Yesterday, the US Drug Enforcement Agency (DEA) was thrust into the spotlight when Reuters published a story about its practice of recreating the investigative trail to conceal leads it receives from the NSA. Now we’re learning that the practice isn’t limited to the DEA; Reuters reports that between 2005 and 2006, the Internal Revenue Service instructed its agents to scrub affidavits, investigative files, and court proceedings for references to tips provided by the DEA’s Special Operations Division. The directive formed part of the agency’s Internal Revenue Manual, but Reuters reports that it was removed as early as 2007. The IRS declined to comment on either the entry or its removal.

"SOD converts extremely sensitive information into usable leads and tips"

Previous reports state that the special Operations Division within the DEA is able to draw from sources (including classified material) in multiple agencies, including the NSA. It then processes the information before handing it on in the form of usable leads. The IRS describes in this way: "SOD converts extremely sensitive information into usable leads and tips which are then passed to the field offices for real-time enforcement activity."

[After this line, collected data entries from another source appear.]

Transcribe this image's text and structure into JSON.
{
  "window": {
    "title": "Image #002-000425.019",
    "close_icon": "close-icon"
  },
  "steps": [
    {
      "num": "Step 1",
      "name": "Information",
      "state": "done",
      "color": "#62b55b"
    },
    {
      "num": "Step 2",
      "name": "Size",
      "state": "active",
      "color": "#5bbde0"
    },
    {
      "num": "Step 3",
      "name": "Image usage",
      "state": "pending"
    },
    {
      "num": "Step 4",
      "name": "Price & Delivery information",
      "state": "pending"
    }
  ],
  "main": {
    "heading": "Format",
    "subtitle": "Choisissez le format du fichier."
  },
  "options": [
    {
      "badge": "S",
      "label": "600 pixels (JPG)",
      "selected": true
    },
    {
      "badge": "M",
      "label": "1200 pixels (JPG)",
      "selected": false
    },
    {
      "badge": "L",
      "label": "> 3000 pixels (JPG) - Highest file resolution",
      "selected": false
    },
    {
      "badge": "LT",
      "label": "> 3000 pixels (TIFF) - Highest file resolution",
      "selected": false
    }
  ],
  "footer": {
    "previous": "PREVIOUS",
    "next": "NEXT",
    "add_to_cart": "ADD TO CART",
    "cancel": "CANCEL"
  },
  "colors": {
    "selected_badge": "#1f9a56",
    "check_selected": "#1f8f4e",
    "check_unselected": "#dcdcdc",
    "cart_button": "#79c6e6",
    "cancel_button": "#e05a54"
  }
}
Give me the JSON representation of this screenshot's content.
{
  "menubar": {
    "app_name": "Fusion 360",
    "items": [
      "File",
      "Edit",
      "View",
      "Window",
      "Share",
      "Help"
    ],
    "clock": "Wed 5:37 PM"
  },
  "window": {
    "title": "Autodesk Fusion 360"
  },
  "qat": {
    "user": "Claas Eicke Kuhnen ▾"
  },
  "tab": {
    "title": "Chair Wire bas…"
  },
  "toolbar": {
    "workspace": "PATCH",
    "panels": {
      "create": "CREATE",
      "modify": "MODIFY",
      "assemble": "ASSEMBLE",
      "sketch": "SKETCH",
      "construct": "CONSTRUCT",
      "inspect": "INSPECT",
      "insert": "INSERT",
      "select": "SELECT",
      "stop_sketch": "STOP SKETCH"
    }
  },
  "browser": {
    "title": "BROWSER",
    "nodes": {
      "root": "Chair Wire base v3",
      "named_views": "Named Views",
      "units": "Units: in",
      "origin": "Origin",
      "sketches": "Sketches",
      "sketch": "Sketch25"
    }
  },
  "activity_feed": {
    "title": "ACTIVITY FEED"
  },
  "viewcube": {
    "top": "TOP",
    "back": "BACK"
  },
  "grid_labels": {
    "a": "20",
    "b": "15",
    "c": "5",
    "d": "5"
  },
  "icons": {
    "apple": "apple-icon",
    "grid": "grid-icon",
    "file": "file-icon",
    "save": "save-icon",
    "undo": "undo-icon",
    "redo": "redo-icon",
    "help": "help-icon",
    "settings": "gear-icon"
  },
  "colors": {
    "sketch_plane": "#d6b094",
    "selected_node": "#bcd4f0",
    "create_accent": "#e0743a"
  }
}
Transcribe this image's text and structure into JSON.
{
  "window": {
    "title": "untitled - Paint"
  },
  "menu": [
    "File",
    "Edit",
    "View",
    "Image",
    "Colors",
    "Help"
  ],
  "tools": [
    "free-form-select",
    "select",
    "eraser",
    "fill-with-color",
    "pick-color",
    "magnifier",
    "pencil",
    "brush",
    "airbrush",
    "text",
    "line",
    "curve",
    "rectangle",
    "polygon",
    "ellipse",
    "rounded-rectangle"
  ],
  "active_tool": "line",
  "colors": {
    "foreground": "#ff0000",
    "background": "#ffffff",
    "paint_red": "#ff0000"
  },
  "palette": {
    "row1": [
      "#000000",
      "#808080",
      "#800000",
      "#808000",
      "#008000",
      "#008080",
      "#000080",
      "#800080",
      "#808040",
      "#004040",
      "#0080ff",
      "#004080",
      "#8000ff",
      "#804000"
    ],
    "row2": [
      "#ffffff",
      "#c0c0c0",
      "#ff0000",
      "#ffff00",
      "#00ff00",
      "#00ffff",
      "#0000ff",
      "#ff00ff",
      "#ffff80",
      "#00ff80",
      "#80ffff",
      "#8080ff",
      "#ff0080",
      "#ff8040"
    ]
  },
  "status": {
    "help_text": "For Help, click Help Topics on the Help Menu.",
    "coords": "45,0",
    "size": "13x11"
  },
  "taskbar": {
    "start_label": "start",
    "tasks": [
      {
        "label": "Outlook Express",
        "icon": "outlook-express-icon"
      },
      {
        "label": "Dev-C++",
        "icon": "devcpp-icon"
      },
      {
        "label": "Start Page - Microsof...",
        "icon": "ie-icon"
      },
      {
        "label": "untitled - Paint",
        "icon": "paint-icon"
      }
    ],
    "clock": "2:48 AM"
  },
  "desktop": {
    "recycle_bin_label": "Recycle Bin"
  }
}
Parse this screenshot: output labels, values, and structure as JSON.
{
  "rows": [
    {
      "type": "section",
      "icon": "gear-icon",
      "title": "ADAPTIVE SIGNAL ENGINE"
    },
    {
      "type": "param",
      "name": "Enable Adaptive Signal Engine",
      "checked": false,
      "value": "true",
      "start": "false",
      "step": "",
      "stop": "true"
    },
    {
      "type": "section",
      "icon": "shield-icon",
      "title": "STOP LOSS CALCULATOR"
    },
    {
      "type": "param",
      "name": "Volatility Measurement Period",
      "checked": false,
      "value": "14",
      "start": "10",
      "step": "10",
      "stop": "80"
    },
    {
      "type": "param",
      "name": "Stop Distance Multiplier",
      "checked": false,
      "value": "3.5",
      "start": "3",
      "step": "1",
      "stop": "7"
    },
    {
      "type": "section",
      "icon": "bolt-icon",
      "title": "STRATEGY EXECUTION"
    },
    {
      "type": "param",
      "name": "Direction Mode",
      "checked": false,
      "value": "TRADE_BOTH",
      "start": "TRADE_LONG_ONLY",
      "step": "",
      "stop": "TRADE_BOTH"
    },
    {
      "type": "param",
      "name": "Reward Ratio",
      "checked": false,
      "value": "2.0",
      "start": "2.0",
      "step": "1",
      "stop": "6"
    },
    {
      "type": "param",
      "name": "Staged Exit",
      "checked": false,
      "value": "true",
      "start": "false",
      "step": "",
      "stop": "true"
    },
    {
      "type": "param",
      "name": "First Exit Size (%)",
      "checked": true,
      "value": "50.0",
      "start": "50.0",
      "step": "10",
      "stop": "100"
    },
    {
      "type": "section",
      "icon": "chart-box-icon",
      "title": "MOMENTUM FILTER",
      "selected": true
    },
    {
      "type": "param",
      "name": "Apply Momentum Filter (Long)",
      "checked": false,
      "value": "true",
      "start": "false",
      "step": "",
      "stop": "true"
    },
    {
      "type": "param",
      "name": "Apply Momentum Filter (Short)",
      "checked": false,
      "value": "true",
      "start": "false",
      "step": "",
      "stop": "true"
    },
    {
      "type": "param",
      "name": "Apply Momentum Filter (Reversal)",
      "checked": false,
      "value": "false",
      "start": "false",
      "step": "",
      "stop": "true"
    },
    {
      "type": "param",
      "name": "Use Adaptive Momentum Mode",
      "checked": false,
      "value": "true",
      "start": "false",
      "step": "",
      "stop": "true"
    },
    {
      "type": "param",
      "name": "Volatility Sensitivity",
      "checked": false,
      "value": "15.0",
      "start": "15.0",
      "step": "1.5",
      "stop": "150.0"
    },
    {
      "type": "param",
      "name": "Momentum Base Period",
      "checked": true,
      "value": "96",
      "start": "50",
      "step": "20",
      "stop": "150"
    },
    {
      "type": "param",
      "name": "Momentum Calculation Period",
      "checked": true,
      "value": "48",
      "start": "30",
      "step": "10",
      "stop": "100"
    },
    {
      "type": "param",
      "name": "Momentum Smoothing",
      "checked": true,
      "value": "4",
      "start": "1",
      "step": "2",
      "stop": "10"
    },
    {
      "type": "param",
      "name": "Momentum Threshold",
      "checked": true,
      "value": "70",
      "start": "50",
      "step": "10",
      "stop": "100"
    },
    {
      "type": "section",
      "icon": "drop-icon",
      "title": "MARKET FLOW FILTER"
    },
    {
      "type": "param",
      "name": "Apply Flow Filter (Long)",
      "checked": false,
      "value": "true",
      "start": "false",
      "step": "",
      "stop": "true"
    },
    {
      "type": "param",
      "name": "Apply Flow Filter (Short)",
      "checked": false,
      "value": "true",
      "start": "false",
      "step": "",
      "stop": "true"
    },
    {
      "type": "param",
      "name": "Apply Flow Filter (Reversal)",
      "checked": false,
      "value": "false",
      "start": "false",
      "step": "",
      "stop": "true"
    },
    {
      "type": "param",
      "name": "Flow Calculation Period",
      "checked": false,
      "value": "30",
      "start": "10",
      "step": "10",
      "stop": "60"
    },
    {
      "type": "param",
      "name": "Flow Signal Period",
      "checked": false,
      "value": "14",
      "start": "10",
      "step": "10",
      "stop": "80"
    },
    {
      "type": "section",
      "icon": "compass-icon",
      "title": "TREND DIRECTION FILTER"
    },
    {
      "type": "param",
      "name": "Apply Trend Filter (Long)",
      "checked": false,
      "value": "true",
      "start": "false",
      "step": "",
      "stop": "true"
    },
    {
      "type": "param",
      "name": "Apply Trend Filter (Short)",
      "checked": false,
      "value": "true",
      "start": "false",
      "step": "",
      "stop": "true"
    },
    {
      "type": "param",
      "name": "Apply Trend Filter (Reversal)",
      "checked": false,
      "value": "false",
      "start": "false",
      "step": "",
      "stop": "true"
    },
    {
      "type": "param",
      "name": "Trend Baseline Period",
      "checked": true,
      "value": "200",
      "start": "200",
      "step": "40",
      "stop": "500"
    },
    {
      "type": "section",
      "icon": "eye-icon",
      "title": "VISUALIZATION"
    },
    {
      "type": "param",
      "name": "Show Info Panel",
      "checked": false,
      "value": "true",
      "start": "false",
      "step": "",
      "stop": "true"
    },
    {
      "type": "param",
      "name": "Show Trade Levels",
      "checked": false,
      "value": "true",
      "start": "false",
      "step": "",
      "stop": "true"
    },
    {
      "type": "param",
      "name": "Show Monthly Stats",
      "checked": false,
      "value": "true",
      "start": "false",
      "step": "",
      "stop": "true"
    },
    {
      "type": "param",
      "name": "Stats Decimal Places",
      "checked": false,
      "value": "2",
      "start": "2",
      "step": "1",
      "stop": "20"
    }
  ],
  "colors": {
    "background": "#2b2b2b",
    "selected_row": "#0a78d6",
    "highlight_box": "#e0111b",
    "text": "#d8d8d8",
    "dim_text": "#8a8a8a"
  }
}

The concern is that these leads could contain intelligence derived from the NSA’s mass surveilance programs, including PRISM — systems ostensibly designed to gather intelligence on potential foreign terrorist threats, not domestic tax crimes. In June, leaked documents obtained by The Guardian revealed that even though the NSA’s guidelines require it to "minimize" the amount of data collected about "US persons," it can retain their communications if they meet certain criteria, like if they are "reasonably believed to contain evidence of a crime that has been, is being, or is about to be committed."

"The SOD role has recently expanded to organized crime and money laundering"

Reuters points out that although the IRS manual says SOD leads can only be used for drug investigations, "DEA officials said the SOD role has recently expanded to organized crime and money laundering." Earlier today, the Department of Justice announced it was "looking into" the issue of secret NSA and DEA collaboration.